Institute for Justice Takes on Medical Freedom by Suing U.S. Attorney General
Every year, 1,000 Americans die because they cannot find a matching bone marrow donor. Minorities are hit especially hard. Common sense suggests that offering modest incentives to attract more bone marrow donors would be worth pursuing, but federal law makes that a felony punishable by up to five years in prison.
Our friends at the Institute for Justice are suing to remove that ban, thus expanding the availability of bone marrow donors. A video presentation on the lawsuit is available here.
The law in question in this particular case is The National Organ Transplant Act (NOTA) of 1984 which treats compensating marrow donors as though it were black-market organ sales. Under NOTA, giving a college student a scholarship or a new homeowner a mortgage payment for donating marrow could land everyone—doctors, nurses, donors and patients—in federal prison for up to five years.
For anyone who has even the most tenuous grasp on economics, it only makes sense that providing incentives for marrow donors would expand the potential pool of donors by encouraging people who otherwise might not do so to donate. Simple economics.

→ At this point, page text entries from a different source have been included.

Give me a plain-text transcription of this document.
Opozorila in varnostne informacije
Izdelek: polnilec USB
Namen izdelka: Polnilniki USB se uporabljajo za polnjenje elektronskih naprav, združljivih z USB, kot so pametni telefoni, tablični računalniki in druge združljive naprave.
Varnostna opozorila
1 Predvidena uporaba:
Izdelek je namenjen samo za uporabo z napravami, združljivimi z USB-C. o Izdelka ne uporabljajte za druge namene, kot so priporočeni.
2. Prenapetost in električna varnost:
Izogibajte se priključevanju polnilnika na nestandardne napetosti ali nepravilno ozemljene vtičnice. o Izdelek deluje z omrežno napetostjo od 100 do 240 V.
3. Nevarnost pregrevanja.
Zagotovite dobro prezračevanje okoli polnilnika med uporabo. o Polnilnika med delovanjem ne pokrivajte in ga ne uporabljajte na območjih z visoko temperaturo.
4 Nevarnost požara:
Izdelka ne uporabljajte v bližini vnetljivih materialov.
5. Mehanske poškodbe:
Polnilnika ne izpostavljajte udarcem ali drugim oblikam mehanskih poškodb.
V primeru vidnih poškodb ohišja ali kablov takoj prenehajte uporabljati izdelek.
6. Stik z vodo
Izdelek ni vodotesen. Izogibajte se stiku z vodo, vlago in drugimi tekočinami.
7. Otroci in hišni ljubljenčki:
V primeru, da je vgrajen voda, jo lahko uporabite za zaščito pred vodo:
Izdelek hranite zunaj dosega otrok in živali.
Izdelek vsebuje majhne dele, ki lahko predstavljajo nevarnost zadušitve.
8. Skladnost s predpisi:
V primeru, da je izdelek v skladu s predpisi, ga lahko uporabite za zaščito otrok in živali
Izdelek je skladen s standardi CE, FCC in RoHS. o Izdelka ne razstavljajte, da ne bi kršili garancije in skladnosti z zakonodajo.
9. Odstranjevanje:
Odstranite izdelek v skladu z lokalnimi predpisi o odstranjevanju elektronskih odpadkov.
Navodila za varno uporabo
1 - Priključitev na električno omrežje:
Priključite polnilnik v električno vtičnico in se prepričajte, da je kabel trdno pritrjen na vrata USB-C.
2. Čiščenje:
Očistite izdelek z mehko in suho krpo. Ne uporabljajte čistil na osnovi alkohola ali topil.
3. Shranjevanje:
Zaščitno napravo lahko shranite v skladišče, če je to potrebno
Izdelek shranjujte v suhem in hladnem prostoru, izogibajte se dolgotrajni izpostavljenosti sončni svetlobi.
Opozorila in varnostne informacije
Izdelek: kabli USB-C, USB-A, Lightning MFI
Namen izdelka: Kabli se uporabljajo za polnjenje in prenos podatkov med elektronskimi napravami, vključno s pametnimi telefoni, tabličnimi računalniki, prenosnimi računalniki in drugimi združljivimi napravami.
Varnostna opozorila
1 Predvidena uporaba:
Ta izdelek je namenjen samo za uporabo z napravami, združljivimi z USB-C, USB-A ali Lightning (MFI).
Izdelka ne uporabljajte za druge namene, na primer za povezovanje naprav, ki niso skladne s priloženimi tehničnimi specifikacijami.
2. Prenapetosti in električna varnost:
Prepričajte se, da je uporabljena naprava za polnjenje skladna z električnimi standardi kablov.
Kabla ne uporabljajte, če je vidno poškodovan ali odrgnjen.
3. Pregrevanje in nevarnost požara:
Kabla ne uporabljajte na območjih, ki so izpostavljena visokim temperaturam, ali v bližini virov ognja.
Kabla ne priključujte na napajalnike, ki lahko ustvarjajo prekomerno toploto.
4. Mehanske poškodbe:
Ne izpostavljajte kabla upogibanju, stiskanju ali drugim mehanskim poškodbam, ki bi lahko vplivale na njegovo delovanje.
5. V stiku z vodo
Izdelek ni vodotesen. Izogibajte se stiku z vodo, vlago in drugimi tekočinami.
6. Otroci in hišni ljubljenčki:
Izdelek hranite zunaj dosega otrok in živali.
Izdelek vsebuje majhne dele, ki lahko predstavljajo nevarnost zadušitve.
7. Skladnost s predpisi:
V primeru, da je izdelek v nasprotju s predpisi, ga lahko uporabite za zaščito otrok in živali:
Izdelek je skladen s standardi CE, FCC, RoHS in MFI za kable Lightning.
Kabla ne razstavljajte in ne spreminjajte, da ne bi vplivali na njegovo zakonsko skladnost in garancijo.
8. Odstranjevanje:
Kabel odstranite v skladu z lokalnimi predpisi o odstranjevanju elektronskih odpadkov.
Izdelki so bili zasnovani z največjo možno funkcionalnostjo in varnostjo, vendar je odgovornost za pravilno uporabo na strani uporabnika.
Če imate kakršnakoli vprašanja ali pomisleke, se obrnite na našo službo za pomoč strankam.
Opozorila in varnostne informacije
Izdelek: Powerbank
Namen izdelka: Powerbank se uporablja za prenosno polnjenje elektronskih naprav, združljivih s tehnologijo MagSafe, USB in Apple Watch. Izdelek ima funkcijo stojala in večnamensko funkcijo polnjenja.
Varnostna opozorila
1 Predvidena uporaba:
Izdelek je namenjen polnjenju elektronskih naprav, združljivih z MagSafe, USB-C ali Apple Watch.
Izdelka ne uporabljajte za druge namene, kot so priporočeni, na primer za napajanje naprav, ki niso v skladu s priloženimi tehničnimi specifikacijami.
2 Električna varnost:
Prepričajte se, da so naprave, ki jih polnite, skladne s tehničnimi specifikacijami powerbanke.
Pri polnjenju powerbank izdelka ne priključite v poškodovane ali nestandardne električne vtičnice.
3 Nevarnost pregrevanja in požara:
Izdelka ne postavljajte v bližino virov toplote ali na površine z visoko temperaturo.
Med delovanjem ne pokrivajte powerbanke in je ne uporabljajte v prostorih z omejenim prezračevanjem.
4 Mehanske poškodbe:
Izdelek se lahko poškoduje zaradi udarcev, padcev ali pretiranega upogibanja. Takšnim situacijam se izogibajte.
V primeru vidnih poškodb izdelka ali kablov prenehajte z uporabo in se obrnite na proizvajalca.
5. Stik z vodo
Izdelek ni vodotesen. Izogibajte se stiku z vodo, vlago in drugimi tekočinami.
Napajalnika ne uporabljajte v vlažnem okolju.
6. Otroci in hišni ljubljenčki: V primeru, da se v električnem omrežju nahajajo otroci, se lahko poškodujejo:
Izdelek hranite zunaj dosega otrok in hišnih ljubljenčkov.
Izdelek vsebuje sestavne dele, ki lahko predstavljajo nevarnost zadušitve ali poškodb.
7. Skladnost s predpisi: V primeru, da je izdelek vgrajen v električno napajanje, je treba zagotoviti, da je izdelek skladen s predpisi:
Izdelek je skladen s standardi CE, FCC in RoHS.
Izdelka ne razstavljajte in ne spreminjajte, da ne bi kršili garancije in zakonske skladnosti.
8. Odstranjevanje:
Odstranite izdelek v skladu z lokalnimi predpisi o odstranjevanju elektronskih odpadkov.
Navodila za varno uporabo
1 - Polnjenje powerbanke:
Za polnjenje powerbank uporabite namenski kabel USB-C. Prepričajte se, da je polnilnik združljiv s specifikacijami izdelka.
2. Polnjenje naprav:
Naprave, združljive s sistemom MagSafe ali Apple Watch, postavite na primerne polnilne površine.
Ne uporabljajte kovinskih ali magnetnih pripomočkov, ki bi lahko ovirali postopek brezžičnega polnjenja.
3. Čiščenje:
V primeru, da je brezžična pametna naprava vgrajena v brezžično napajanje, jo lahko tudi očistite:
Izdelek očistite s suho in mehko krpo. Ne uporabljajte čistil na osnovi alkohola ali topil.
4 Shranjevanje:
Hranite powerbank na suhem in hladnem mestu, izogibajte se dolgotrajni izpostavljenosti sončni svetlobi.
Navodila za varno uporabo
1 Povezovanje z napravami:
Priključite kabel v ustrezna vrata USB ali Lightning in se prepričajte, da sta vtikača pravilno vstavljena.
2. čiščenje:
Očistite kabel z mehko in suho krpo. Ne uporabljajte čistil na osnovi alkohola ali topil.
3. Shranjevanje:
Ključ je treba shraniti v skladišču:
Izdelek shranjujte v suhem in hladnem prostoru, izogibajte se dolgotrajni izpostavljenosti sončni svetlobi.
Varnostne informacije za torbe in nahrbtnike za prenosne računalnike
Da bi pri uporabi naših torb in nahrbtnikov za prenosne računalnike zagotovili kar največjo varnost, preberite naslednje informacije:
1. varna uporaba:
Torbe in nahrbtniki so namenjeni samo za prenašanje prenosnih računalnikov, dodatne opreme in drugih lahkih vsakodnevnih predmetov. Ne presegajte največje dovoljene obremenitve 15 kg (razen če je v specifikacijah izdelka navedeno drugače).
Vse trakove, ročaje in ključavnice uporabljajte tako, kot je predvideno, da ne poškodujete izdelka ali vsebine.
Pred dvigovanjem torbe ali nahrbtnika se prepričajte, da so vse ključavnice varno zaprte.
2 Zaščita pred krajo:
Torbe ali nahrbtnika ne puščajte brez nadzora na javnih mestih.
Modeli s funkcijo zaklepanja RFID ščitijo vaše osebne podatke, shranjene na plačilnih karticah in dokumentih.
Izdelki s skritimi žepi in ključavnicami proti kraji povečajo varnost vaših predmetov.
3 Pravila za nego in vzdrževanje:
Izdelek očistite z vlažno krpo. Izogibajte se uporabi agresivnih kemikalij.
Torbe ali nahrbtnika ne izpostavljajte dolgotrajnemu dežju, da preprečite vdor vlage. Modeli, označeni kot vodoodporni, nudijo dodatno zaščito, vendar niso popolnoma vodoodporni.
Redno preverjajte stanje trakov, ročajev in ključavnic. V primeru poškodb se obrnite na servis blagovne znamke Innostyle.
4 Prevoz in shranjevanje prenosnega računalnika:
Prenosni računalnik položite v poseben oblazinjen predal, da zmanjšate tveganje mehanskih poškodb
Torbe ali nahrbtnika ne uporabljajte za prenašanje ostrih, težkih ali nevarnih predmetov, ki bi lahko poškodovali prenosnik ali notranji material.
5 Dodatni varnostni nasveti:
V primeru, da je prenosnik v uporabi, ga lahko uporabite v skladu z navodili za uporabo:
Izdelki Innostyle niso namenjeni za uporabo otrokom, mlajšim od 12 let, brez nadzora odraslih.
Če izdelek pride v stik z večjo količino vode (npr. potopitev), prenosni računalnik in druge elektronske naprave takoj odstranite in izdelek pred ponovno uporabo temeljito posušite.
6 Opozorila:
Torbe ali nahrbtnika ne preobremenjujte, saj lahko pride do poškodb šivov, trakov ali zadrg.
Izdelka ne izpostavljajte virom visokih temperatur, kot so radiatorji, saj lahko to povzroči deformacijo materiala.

According to IJ’s analysis of the issue:
NOTA’s criminal ban violates equal protection because it arbitrarily treats renewable bone marrow like nonrenewable solid organs instead of like other renewable or inexhaustible cells—such as blood—for which compensated donation is legal. That makes no sense because bone marrow, unlike organs such as kidneys, replenishes itself in just a few weeks after it is donated, leaving the donor whole once again. The ban also violates substantive due process because it irrationally interferes with the right to participate in safe, accepted, lifesaving, and otherwise legal medical treatment.
I applaud IJ’s efforts and sincerely hope they succeed in breaking through yet another wall of medical socialism.